Quelques femmes de religion musulmane se sont rendues à Hérouxville afin de rencontrer des citoyens et citoyennes de ce petit village de la Mauricie devenu célèbre à la suite de la publication d’un code de conduite rédigé à l’intention d’éventuels immigrants. Ces femmes ont cru que la meilleure façon de se comprendre et de développer une estime réciproque était de se parler, de s’expliquer. D’où cette démarche fortement médiatisée, à la fois méritoire, généreuse et qui, espérons-le donnera de bons résultats dans un proche avenir.

Au moment où les médias font écho à cette rencontre je déniche cette réflexion fort pertinente du philosophe Armand Abécassis , qui écrit ( .LA CROIX, 4 février 2007) :. « Autrui est là, pour être reconnu et aimé dans sa façon de porter l’humain car, par sa différence, il témoigne de la richesse et des possibilités infinies de l’humanité ….Nous restons persuadés, nous juifs et vous chrétiens, que le véritable fondement du lien social et du vivre-ensemble ne peut s’arrêter à la tolérance et qu’il faut le rechercher dans l’amour du prochain et du lointain ». Les musulmanes en visite en Mauricie ont mis en pratique à leur insu la règle de conduite que propose ce penseur qui ne partage pas leurs croyances.

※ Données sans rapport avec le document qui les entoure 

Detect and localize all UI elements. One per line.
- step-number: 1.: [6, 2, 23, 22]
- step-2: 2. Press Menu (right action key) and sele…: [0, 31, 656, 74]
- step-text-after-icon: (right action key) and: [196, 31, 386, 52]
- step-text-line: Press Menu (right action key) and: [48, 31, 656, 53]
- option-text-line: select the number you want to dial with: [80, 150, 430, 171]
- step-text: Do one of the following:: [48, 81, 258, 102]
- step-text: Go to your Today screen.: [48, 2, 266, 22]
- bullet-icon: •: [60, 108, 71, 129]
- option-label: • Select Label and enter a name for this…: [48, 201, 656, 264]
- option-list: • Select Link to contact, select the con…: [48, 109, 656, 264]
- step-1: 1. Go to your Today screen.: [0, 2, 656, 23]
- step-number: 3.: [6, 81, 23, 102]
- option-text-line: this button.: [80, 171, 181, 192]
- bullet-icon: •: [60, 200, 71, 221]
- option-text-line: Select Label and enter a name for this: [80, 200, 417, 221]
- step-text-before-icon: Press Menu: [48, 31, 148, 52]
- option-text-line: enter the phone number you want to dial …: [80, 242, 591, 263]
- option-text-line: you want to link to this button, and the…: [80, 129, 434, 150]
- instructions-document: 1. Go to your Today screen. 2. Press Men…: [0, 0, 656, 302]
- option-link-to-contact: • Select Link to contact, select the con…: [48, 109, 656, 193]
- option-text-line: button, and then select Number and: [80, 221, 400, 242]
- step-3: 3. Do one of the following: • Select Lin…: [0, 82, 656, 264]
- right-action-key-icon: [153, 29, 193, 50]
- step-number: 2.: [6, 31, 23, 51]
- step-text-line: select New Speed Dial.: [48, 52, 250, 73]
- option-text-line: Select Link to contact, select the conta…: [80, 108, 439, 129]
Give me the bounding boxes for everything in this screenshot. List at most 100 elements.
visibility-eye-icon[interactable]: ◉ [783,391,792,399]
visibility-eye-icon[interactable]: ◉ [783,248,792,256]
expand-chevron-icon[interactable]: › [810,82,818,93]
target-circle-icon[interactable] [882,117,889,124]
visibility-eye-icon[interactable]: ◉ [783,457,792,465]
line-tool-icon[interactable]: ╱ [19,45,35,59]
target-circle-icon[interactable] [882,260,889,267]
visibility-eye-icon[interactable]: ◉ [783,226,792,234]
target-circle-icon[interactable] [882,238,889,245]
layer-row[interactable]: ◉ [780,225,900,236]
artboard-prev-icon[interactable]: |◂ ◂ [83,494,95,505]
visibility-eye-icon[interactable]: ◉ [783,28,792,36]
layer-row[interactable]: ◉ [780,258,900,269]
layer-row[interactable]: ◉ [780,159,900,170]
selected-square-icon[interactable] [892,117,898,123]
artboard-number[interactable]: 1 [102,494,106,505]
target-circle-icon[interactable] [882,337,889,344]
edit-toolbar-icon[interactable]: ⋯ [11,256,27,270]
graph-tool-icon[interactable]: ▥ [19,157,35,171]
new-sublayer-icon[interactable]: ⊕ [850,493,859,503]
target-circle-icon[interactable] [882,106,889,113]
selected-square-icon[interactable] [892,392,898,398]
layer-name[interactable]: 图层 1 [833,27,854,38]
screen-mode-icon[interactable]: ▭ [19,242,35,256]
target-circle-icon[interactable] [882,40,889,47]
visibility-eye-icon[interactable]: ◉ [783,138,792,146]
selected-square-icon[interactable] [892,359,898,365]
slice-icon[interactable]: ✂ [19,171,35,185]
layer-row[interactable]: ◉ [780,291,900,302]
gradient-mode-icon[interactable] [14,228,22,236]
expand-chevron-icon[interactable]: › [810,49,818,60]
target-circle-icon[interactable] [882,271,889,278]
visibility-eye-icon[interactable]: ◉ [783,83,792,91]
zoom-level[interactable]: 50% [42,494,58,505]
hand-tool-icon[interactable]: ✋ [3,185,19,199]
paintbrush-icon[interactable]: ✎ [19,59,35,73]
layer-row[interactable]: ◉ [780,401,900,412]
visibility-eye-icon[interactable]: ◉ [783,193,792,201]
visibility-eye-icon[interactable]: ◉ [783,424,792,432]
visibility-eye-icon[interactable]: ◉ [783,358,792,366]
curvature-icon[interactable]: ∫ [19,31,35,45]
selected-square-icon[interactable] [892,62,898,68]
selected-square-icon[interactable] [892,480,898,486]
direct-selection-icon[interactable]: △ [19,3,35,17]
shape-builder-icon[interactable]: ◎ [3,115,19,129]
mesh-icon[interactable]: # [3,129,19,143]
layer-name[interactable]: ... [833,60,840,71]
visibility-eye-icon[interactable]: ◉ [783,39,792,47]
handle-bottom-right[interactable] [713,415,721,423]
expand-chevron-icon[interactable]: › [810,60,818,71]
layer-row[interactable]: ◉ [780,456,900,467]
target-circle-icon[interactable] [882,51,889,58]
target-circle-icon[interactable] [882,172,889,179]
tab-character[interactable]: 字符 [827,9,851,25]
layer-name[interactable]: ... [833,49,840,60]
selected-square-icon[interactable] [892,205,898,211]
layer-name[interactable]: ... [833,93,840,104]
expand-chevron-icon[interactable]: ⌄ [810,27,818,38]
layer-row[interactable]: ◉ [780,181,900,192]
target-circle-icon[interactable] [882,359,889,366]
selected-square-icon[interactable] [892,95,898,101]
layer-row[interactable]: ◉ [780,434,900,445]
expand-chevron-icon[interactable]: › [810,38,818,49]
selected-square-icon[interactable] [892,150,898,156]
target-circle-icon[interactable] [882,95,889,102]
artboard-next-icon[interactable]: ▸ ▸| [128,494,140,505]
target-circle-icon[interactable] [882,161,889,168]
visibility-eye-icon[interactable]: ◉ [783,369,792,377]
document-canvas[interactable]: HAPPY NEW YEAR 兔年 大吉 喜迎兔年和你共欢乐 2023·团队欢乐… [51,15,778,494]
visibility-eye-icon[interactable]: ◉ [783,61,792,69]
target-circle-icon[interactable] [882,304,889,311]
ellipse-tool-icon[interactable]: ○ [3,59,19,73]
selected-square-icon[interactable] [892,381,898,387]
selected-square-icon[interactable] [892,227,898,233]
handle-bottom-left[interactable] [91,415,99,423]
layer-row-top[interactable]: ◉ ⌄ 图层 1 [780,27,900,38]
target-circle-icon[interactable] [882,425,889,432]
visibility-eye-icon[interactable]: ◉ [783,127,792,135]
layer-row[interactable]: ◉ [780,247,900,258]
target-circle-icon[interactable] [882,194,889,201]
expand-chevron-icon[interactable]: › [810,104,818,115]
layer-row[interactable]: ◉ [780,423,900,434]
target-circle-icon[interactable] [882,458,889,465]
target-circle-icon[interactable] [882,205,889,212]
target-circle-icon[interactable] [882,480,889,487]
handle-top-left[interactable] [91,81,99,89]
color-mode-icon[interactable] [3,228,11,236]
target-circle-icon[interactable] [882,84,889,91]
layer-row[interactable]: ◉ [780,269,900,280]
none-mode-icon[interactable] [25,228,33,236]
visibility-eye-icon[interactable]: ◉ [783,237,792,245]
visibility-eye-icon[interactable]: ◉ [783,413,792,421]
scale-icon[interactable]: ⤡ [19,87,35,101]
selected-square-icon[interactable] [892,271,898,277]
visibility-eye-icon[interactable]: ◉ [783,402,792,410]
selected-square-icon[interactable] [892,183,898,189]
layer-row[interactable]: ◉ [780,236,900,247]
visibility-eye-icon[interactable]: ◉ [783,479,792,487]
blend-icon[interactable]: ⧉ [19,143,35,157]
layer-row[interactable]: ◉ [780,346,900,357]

Quant aux gens d’Hérouxville, ils ont bien fait les choses. Ils ont fait preuve de respect et de cordialité. Un conseiller municipal a même trouvé que le voile, ça ne manque pas de charme. Il veut en donner un à son épouse, tout en espérant bien qu’elle restera catholique ! On peut prévoir qu’en maints lieux au Québec des citoyens et citoyennes que dérangent certains accommodements insolites voudront aussi amorcer un dialogue. Mieux comprendre et mieux se faire comprendre. C’est la voie d’avenir.

Mais on peut souhaiter qu’on franchisse une autre étape dans le dialogue : que des Québécoises dites de souche se rendent en Arabie saoudite ou en Afghanistan pour expliquer aux hommes de là-bas pourquoi elles ne portent pas de voile et n’ont aucune intention de le faire. Et ce, en toute liberté, sans qu’un islamiste zélé ne menace de leur faire un mauvais parti. Ce serait là un autre pas dans la voie du dialogue.